Andrew Seele, president of the Migration Policy Institute, said that despite single-party control in Washington for two years, Congress has not made any long-term changes to the provisions of the act, leaving its future up in the air.
“There was a strong feeling a few weeks ago before the appeals court ruled and sent this [review] back to a judge that there might be movement in Congress,” he said. “Unfortunately, that's been taken off the table.”
Panelist Jason Corral, a staff attorney for the Harvard Representation Initiative, said that while some states may call to end DACA, they continue to benefit economically from the program.
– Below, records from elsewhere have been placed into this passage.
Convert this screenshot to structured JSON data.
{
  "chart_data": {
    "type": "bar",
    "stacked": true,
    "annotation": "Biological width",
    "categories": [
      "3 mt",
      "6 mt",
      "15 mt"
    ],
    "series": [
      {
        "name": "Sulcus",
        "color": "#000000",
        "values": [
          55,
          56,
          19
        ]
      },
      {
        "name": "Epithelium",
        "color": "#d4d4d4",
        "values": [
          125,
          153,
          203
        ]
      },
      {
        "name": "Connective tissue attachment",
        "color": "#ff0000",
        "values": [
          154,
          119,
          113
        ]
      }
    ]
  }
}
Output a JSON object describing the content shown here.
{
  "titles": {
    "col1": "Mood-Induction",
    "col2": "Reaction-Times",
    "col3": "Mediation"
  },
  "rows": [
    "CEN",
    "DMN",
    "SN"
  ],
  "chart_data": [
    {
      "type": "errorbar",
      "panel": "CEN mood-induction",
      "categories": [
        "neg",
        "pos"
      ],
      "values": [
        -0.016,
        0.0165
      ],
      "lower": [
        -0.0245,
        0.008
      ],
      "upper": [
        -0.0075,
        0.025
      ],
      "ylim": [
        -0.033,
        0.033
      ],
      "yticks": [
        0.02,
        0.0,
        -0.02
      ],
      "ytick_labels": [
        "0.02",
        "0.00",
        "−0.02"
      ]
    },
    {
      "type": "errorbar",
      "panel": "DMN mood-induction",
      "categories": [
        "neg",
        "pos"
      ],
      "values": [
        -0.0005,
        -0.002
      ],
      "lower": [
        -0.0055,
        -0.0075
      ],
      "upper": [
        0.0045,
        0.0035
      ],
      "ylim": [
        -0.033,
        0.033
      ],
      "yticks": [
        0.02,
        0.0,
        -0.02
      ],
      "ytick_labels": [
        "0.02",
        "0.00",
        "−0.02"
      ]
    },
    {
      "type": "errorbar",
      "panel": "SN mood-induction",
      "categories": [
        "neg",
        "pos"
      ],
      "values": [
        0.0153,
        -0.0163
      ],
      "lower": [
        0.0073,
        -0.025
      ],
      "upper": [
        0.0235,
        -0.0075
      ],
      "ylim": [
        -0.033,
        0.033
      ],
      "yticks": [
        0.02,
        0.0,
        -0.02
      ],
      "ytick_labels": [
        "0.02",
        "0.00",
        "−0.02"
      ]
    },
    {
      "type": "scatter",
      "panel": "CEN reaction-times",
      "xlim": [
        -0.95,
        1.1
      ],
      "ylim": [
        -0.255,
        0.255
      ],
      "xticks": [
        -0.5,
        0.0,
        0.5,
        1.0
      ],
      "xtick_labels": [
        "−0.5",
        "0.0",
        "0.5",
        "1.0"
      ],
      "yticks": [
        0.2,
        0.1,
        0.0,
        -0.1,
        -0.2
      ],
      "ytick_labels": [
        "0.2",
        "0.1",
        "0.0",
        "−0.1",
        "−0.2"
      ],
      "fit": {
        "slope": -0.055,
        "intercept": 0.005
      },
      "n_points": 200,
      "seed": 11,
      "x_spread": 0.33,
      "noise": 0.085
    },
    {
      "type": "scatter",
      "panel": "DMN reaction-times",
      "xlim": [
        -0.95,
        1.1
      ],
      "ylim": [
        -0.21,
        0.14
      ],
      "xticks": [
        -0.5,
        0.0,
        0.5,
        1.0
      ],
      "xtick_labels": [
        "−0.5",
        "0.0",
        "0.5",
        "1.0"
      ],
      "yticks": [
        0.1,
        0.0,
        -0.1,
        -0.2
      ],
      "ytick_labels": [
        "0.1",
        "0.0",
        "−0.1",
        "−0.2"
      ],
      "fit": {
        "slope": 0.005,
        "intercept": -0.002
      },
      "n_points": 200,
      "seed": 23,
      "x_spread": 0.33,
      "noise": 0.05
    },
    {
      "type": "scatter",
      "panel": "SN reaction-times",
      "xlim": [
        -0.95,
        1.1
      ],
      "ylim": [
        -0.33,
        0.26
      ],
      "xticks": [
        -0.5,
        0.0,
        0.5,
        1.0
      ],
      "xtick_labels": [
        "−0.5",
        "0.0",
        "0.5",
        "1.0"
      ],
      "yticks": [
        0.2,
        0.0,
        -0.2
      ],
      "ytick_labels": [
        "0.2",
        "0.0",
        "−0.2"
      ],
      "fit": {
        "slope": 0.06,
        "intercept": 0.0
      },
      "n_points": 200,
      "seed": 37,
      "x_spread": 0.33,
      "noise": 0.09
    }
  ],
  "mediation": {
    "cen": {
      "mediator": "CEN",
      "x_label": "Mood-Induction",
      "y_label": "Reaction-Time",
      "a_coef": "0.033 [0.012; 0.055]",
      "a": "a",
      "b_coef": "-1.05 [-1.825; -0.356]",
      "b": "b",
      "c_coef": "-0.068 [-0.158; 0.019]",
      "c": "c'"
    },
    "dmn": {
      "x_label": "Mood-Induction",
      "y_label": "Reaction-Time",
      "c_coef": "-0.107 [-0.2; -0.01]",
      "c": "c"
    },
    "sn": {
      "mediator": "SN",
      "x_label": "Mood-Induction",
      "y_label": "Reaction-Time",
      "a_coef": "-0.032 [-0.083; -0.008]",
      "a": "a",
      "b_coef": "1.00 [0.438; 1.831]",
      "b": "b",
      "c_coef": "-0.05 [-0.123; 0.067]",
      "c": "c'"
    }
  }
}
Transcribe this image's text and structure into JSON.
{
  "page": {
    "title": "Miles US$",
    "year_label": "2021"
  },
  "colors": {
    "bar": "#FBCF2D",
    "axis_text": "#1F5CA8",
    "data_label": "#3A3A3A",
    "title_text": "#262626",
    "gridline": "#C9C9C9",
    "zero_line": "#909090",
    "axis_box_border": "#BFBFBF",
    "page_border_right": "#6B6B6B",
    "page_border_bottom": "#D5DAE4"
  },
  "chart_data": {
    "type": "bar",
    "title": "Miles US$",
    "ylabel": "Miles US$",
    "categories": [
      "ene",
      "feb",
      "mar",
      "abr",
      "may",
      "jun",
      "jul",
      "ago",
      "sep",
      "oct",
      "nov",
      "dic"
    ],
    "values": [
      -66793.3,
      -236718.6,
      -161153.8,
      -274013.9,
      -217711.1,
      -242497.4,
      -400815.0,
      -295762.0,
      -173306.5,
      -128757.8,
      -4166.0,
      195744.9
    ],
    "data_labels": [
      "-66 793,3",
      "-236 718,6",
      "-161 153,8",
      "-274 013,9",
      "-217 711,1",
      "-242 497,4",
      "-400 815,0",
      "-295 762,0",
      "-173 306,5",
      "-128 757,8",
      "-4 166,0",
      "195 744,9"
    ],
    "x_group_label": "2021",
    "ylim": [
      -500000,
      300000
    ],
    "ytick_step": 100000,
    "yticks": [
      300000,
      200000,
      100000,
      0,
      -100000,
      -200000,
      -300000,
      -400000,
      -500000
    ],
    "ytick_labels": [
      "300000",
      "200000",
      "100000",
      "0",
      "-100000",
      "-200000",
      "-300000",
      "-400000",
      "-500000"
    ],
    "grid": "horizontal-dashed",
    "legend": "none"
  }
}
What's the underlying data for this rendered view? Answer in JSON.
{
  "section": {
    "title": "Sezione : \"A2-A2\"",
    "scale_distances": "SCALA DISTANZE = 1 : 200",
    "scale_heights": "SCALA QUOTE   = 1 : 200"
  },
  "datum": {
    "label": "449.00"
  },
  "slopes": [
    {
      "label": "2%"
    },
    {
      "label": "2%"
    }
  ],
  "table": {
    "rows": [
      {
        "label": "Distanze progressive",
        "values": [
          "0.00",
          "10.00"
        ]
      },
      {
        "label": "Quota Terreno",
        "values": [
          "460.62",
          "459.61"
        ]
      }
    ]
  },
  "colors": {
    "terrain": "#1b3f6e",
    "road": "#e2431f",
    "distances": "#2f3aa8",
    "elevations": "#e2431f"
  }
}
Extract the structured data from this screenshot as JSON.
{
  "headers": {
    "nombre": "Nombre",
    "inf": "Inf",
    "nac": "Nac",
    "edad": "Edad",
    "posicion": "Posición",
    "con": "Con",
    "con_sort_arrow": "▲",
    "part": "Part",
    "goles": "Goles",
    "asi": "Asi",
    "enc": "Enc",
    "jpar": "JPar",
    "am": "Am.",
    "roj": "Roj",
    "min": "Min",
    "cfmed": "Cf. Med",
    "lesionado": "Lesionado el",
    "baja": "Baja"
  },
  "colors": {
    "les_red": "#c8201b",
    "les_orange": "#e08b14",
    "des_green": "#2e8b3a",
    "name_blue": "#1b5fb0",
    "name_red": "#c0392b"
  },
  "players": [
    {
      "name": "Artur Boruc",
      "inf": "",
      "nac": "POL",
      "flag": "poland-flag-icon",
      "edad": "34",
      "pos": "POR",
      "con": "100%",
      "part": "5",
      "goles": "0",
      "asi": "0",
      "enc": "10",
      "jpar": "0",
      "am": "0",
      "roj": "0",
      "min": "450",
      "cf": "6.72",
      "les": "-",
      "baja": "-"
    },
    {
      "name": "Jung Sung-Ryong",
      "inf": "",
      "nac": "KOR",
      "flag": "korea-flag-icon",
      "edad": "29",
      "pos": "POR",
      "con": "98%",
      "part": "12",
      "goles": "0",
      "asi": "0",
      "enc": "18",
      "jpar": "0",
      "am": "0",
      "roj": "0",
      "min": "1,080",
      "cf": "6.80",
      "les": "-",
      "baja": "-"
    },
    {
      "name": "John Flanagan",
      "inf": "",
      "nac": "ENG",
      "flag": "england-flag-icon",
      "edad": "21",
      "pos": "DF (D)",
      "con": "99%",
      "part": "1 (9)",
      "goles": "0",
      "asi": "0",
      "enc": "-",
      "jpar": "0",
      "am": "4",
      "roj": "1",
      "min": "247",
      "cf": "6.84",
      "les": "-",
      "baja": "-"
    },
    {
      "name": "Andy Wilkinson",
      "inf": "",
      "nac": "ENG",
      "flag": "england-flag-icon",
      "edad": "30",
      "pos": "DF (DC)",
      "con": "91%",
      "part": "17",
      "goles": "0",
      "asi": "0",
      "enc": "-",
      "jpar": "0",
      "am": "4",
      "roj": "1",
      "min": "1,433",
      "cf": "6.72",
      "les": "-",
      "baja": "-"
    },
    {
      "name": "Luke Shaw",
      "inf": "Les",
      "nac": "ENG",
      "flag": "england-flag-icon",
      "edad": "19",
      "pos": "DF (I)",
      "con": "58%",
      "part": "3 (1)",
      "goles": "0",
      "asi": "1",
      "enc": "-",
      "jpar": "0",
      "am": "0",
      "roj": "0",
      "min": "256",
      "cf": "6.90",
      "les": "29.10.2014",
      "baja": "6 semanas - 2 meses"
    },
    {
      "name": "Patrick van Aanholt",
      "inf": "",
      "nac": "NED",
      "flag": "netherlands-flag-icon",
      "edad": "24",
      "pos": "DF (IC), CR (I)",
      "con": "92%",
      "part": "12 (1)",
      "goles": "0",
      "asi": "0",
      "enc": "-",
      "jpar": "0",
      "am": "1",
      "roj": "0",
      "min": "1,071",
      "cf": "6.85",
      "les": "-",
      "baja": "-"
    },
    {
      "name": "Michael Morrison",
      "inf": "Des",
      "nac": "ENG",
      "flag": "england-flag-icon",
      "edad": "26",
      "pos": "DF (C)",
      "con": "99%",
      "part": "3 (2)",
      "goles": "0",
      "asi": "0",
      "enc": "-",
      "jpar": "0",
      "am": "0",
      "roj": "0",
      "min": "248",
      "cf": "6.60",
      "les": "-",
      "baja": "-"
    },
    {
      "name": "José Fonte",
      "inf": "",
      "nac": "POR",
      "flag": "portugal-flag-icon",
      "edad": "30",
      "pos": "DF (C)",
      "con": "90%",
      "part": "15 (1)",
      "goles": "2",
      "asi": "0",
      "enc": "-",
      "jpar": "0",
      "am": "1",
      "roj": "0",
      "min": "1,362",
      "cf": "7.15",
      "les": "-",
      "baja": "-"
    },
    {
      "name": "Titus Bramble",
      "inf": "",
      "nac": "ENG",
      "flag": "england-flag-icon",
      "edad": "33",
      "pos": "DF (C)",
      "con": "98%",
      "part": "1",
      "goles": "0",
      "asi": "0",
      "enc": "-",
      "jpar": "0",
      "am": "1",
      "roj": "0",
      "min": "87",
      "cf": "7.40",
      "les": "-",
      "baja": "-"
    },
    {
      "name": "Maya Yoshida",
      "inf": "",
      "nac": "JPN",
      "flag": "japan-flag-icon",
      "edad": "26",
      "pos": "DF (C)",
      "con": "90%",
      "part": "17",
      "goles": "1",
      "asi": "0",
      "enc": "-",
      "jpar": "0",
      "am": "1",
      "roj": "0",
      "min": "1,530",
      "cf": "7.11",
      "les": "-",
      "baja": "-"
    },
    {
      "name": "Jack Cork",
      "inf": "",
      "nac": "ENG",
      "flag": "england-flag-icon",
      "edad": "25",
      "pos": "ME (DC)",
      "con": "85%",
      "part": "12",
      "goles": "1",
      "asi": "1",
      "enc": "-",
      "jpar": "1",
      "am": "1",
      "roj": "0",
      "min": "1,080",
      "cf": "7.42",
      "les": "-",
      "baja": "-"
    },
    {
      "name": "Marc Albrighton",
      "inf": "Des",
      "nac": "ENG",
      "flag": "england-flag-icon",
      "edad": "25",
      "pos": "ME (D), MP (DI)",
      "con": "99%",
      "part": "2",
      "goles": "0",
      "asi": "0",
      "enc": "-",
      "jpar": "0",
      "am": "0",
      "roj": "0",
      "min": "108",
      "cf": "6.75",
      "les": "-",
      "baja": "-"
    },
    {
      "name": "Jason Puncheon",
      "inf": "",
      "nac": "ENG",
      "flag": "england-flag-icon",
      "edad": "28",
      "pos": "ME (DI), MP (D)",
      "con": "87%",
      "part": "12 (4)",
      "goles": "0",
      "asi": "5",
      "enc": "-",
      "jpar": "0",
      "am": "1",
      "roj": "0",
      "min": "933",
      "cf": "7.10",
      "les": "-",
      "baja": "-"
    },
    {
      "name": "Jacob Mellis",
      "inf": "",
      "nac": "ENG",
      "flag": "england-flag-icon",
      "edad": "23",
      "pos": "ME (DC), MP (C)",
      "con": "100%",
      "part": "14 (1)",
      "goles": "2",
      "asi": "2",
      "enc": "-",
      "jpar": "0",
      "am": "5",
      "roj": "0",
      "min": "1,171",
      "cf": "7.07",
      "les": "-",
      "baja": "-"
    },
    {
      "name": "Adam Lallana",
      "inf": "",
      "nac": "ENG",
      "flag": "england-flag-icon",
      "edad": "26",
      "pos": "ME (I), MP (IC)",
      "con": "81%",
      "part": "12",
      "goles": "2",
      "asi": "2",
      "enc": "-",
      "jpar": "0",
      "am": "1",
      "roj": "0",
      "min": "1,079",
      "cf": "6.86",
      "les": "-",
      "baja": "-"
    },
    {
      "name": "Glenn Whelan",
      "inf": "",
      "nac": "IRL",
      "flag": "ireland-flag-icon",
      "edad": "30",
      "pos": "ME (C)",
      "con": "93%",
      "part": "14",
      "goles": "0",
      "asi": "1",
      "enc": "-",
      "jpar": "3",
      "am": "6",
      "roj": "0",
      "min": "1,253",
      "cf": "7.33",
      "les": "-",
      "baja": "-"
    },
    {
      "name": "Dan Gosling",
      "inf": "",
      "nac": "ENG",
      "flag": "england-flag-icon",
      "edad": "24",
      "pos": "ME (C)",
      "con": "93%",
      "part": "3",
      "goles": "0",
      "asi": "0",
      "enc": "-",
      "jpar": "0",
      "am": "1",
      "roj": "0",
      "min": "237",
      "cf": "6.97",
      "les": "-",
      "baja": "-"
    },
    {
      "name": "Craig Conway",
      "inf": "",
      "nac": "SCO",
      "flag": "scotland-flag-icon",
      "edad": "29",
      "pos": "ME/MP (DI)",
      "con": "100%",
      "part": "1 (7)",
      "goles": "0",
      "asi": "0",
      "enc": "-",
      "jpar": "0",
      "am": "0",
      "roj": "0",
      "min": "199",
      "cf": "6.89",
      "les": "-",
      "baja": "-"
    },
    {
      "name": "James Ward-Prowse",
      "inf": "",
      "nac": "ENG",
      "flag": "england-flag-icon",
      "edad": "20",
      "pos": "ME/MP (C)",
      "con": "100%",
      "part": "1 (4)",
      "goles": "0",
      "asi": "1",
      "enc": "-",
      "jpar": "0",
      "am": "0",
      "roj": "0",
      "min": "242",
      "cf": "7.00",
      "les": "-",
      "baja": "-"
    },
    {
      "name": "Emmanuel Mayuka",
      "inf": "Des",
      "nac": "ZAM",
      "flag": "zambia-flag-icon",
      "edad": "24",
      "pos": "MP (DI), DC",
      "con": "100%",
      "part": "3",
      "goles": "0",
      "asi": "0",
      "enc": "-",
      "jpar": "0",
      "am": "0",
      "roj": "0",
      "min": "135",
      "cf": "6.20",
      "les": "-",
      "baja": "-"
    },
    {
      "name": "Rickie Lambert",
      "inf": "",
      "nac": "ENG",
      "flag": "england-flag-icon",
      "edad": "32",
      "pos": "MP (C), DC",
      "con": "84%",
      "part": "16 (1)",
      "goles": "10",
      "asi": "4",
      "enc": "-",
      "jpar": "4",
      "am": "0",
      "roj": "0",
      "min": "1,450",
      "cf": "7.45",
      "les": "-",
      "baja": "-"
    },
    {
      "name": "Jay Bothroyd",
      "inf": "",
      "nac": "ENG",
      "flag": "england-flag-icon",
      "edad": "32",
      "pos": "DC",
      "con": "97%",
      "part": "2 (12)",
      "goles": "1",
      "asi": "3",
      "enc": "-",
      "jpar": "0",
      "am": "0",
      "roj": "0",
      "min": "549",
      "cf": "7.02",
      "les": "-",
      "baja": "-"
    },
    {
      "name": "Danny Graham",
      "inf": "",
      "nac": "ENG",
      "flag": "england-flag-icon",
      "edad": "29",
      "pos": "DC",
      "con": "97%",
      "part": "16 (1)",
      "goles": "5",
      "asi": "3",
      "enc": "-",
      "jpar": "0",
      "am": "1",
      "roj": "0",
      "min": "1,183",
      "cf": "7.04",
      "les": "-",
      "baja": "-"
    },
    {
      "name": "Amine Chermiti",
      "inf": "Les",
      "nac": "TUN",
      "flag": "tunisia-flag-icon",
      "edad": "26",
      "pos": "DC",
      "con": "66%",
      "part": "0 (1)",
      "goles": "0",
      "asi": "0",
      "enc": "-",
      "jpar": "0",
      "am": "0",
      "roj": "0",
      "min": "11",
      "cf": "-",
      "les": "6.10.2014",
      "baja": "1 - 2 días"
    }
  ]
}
“They're trying to make the case that immigrants are a drain on society,” Corral said. “At the same time, the courts are allowing them to say that without actually taking [DACA] away.”
Director of Federal Advocacy at United We Dream Juliana Macedo do Nascimento said she believes the future of the act is still uncertain despite Democrats’ retaining control of the Senate and urged immediate action. Nascimento added that DACA may yet again end up in the Supreme Court.
“Whether it ends by June next year or in 2024, DACA will die under a Biden administration — a Democratic president — and [this Congress] cannot allow that to happen,” Nascimento said.
Nascimento also argued that DACA recipients create major benefits for the United States, citing billions of dollars in contributions to the economy and participation as frontline workers during the pandemic.
‘The idea that DACA could end, and over two years everybody would lose their work permit — it would not only devastate personal lives like mine, but really the economy of the country and the lives of our communities,” she said.
Panel moderator Carola Suarez-Orozco, who directs the Harvard Immigration Initiative, said in an interview after the event that the panel reflected the “continued complexity” of DACA.
“Whilst some [panelists] took a very narrow view of what we can expect moving forward, others gave us a sense that we should be hopeful in working on the ground to keep making change,” she said.